Les traces d’activité deviennent tout aussi importantes. L’entreprise doit pouvoir reconstituer les outils appelés, les validations obtenues et les changements effectués. Elle a surtout besoin d’un bouton d’arrêt et d’une procédure d’incident. Donner un compte largement privilégié à un agent pour simplifier un pilote revient à déplacer la difficulté vers le premier problème sérieux.
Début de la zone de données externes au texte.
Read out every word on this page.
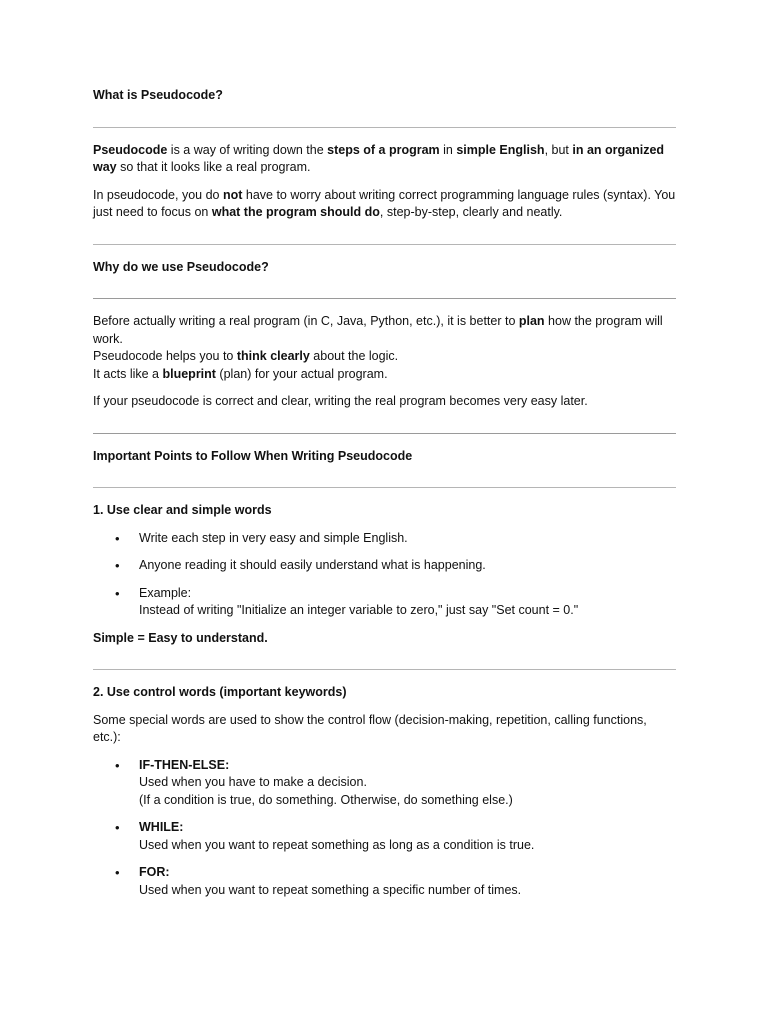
What is Pseudocode?

Pseudocode is a way of writing down the steps of a program in simple English, but in an organized way so that it looks like a real program.

In pseudocode, you do not have to worry about writing correct programming language rules (syntax). You just need to focus on what the program should do, step-by-step, clearly and neatly.

Why do we use Pseudocode?

Before actually writing a real program (in C, Java, Python, etc.), it is better to plan how the program will work.
Pseudocode helps you to think clearly about the logic.
It acts like a blueprint (plan) for your actual program.

If your pseudocode is correct and clear, writing the real program becomes very easy later.

Important Points to Follow When Writing Pseudocode
1. Use clear and simple words
• Write each step in very easy and simple English.
• Anyone reading it should easily understand what is happening.
• Example:
Instead of writing "Initialize an integer variable to zero," just say "Set count = 0."

Simple = Easy to understand.

2. Use control words (important keywords)

Some special words are used to show the control flow (decision-making, repetition, calling functions, etc.):

• IF-THEN-ELSE:
Used when you have to make a decision.
(If a condition is true, do something. Otherwise, do something else.)
• WHILE:
Used when you want to repeat something as long as a condition is true.
• FOR:
Used when you want to repeat something a specific number of times.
Le marché se gagnera dans les exceptions

Les éditeurs de logiciels métiers disposent d’un atout : ils connaissent les objets, les règles et les permissions de leurs applications. Les fournisseurs de modèles apportent des capacités plus transversales. Entre les deux, l’entreprise devra arbitrer entre intégration étroite, souplesse et dépendance. Le meilleur agent ne sera pas forcément le plus spectaculaire, mais celui dont les limites sont documentées et les erreurs récupérables.

Et maintenant ? Pour septembre 2026 et au-delà, le scénario le plus crédible est une délégation graduelle plutôt qu’un remplacement soudain des équipes. Les entreprises auraient intérêt à choisir un processus limité, mesurer les échecs autant que les réussites, puis élargir les permissions seulement lorsque les résultats le justifient. La prochaine frontière de l’IA n’est pas simplement de savoir agir : c’est de savoir quand agir, avec quel mandat et quand rendre la main.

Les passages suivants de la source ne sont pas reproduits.